Queridos, este foi o artigo de sexta , dia 15/04 no jornal Diário do Sul!

Estela Maura


Etiqueta Sexta-feira
Sexta-Feira 15/04/2011 às 06:00
Palavras ofensivas: revidar ou não?
O que fazer quando alguém nos bombardeia com palavras ofensivas? Isto acontece com frequência na vida da gente, querendo ou não querendo, dentro de uma brincadeira ou não.

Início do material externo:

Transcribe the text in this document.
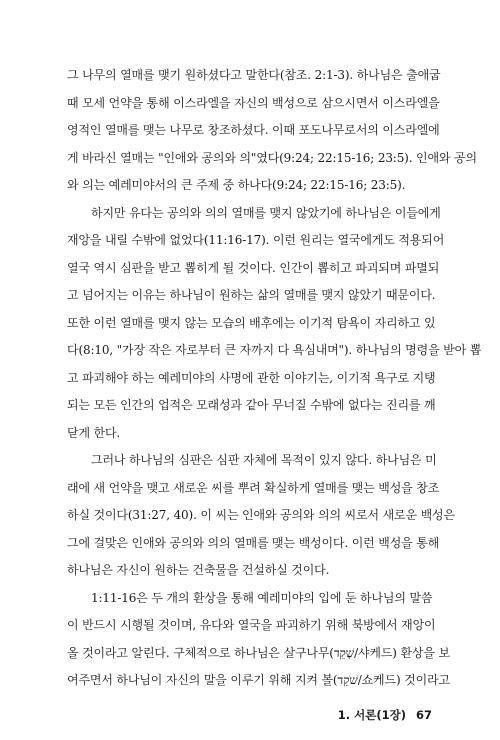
그 나무의 열매를 맺기 원하셨다고 말한다(참조. 2:1-3). 하나님은 출애굽
때 모세 언약을 통해 이스라엘을 자신의 백성으로 삼으시면서 이스라엘을
영적인 열매를 맺는 나무로 창조하셨다. 이때 포도나무로서의 이스라엘에
게 바라신 열매는 "인애와 공의와 의"였다(9:24; 22:15-16; 23:5). 인애와 공의
와 의는 예레미야서의 큰 주제 중 하나다(9:24; 22:15-16; 23:5).
하지만 유다는 공의와 의의 열매를 맺지 않았기에 하나님은 이들에게
재앙을 내릴 수밖에 없었다(11:16-17). 이런 원리는 열국에게도 적용되어
열국 역시 심판을 받고 뽑히게 될 것이다. 인간이 뽑히고 파괴되며 파멸되
고 넘어지는 이유는 하나님이 원하는 삶의 열매를 맺지 않았기 때문이다.
또한 이런 열매를 맺지 않는 모습의 배후에는 이기적 탐욕이 자리하고 있
다(8:10, "가장 작은 자로부터 큰 자까지 다 욕심내며"). 하나님의 명령을 받아 뽑
고 파괴해야 하는 예레미야의 사명에 관한 이야기는, 이기적 욕구로 지탱
되는 모든 인간의 업적은 모래성과 같아 무너질 수밖에 없다는 진리를 깨
닫게 한다.
그러나 하나님의 심판은 심판 자체에 목적이 있지 않다. 하나님은 미
래에 새 언약을 맺고 새로운 씨를 뿌려 확실하게 열매를 맺는 백성을 창조
하실 것이다(31:27, 40). 이 씨는 인애와 공의와 의의 씨로서 새로운 백성은
그에 걸맞은 인애와 공의와 의의 열매를 맺는 백성이다. 이런 백성을 통해
하나님은 자신이 원하는 건축물을 건설하실 것이다.
1:11-16은 두 개의 환상을 통해 예레미야의 입에 둔 하나님의 말씀
이 반드시 시행될 것이며, 유다와 열국을 파괴하기 위해 북방에서 재앙이
올 것이라고 알린다. 구체적으로 하나님은 살구나무(שָׁקֵד/샤케드) 환상을 보
여주면서 하나님이 자신의 말을 이루기 위해 지켜 볼(שֹׁקֵד/쇼케드) 것이라고
1. 서론(1장) 67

O melhor modo de reagirmos a qualquer ofensa é não revidarmos à altura. Sei que é difícil para alguns leitores aceitarem esta dica, mas acredite, é a melhor opção. A princípio, deve-se considerar o porquê de palavras ofensivas, se foi gratuitamente ou se houve um real motivo para aquele constrangimento. Se a ofensa foi gratuita, pior ainda! Aí é que devemos nos revestir de bom senso, em não reagirmos com outras palavras ou gestos agressivos. Provavelmente, o dia daquela pessoa não está dos melhores e resolveu desabafar com as pessoas erradas. Caso exista um motivo para a agressividade verbal, tentemos não responder nada, mas nada mesmo, por pelo menos 30 segundos. É um tempo para que nosso cérebro organize nossos pensamentos e possa dar uma solução inteligente para aquele momento agudo. Depois deste intervalo, qualquer que seja a resposta, se falarmos algo, tentemos falar em um tom mais baixo daquele de quem nos ofendeu, e não alteremos nosso tom de voz para que aquela pessoa também vá se acalmando e chegando em nossa frequência de humor. Caso contrário, pode se tornar uma discussão ou, até mesmo, uma briga.

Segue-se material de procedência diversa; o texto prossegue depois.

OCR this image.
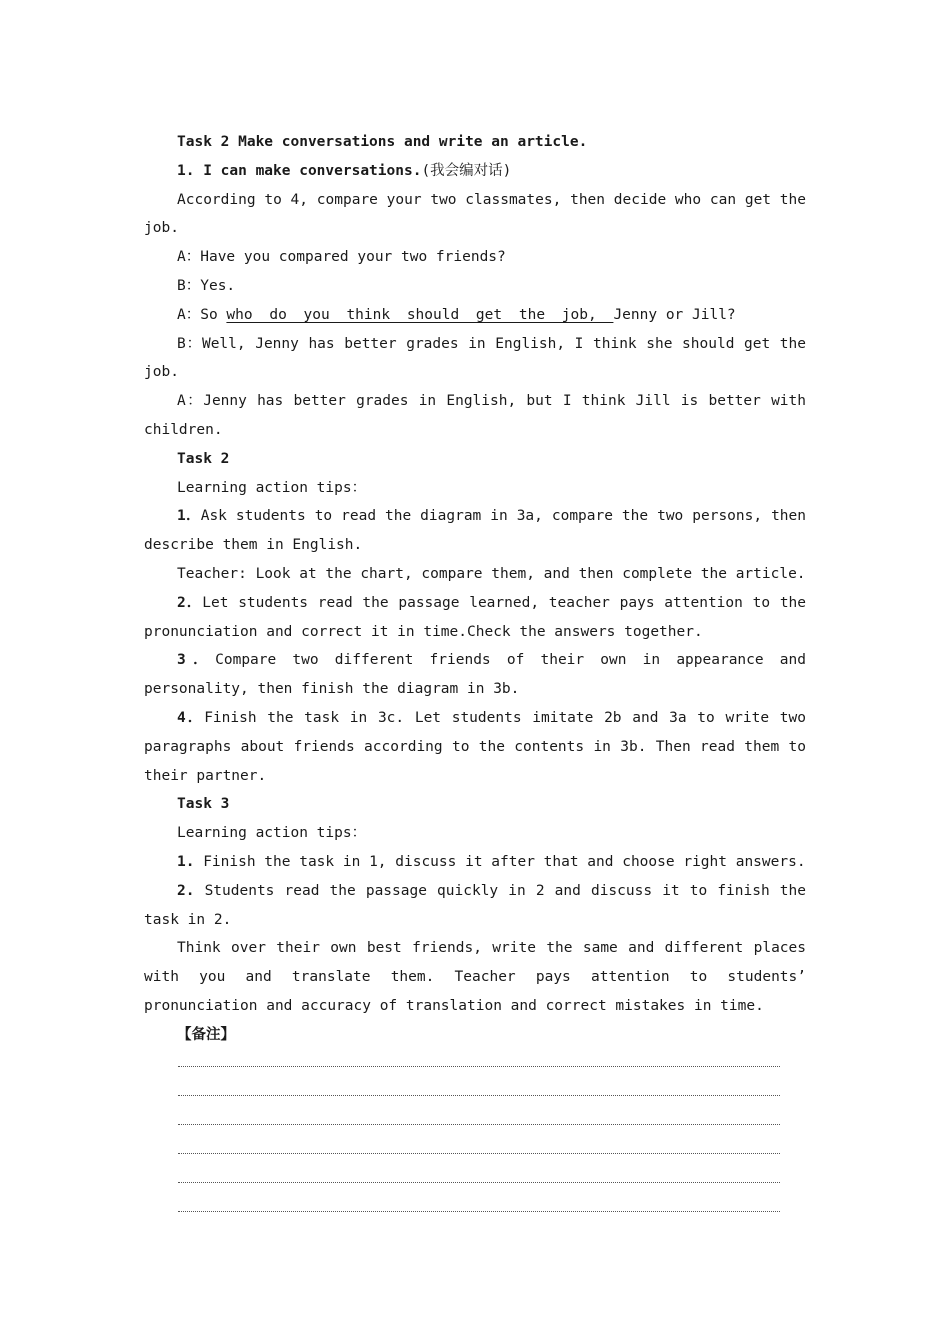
Task 2 Make conversations and write an article.

1. I can make conversations.(我会编对话)

According to 4, compare your two classmates, then decide who can get the job.

A：Have you compared your two friends?

B：Yes.

A：So who do you think should get the job, Jenny or Jill?

B：Well, Jenny has better grades in English, I think she should get the job.

A：Jenny has better grades in English, but I think Jill is better with children.

Task 2

Learning action tips：

1．Ask students to read the diagram in 3a, compare the two persons, then describe them in English.

Teacher: Look at the chart, compare them, and then complete the article.

2．Let students read the passage learned, teacher pays attention to the pronunciation and correct it in time.Check the answers together.

3．Compare two different friends of their own in appearance and personality, then finish the diagram in 3b.

4．Finish the task in 3c. Let students imitate 2b and 3a to write two paragraphs about friends according to the contents in 3b. Then read them to their partner.

Task 3

Learning action tips：

1. Finish the task in 1, discuss it after that and choose right answers.

2. Students read the passage quickly in 2 and discuss it to finish the task in 2.

Think over their own best friends, write the same and different places with you and translate them. Teacher pays attention to students’ pronunciation and accuracy of translation and correct mistakes in time.

【备注】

Pessoas educadas devem treinar o seu autocontrole. Não se pode sair por aí xingando ou agredindo alguém porque ficou nervoso com algum fato que está dentro das possibilidades do nosso cotidiano.
Outro dia, estava na fila de espera de um banco, em Tubarão e, realmente, o atendimento estava demorado demais, com pouquíssimos funcionários, para variar. Um homem ao meu lado já estava, literalmente, bufando. Quando foi atendido, não sei por que, não conseguiu realizar seu pagamento. O caixa, que mais parecia ser uma máquina multifuncional, coitado, escutou, aos gritos, todos os palavrões pesados que não precisava ter escutado. Parabéns para o funcionário, que não revidou e ainda tentou, consternado, solucionar o problema do cliente irado e cheio dos descontroles.

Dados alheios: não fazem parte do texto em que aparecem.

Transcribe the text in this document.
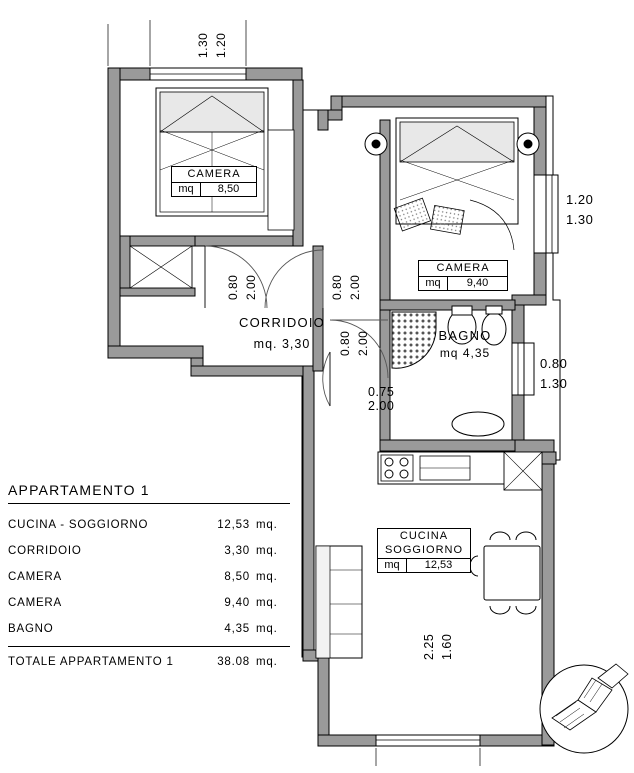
1.20
1.30
1.20
1.30
0.80
1.30
0.80 2.00	0.80 2.00
0.80 2.00
0.75
2.00
1.60
2.25
CAMERA
mq	8,50
CAMERA
mq	9,40
BAGNO
mq 4,35
CORRIDOIO
mq. 3,30
CUCINA
SOGGIORNO
mq	12,53
APPARTAMENTO 1
CUCINA - SOGGIORNO	12,53	mq.
CORRIDOIO	3,30	mq.
CAMERA	8,50	mq.
CAMERA	9,40	mq.
BAGNO	4,35	mq.
TOTALE APPARTAMENTO 1	38.08	mq.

Aprendi com Roberto Leal, nesta semana, que a ofensa do outro não nos pertence: “Ele disse, mas eu não sou o que ele disse”.
Mesmo que estejamos repletos de razão, isto não implica sermos estúpidos ou mal educados com os outros. Podemos e devemos defender nossos direitos, porém, podemos demonstrar nosso descontentamento de maneira mais sóbria, inteligente e, mais efetiva, inclusive.
Gente, bons modos e gentileza não caem de moda, nunca!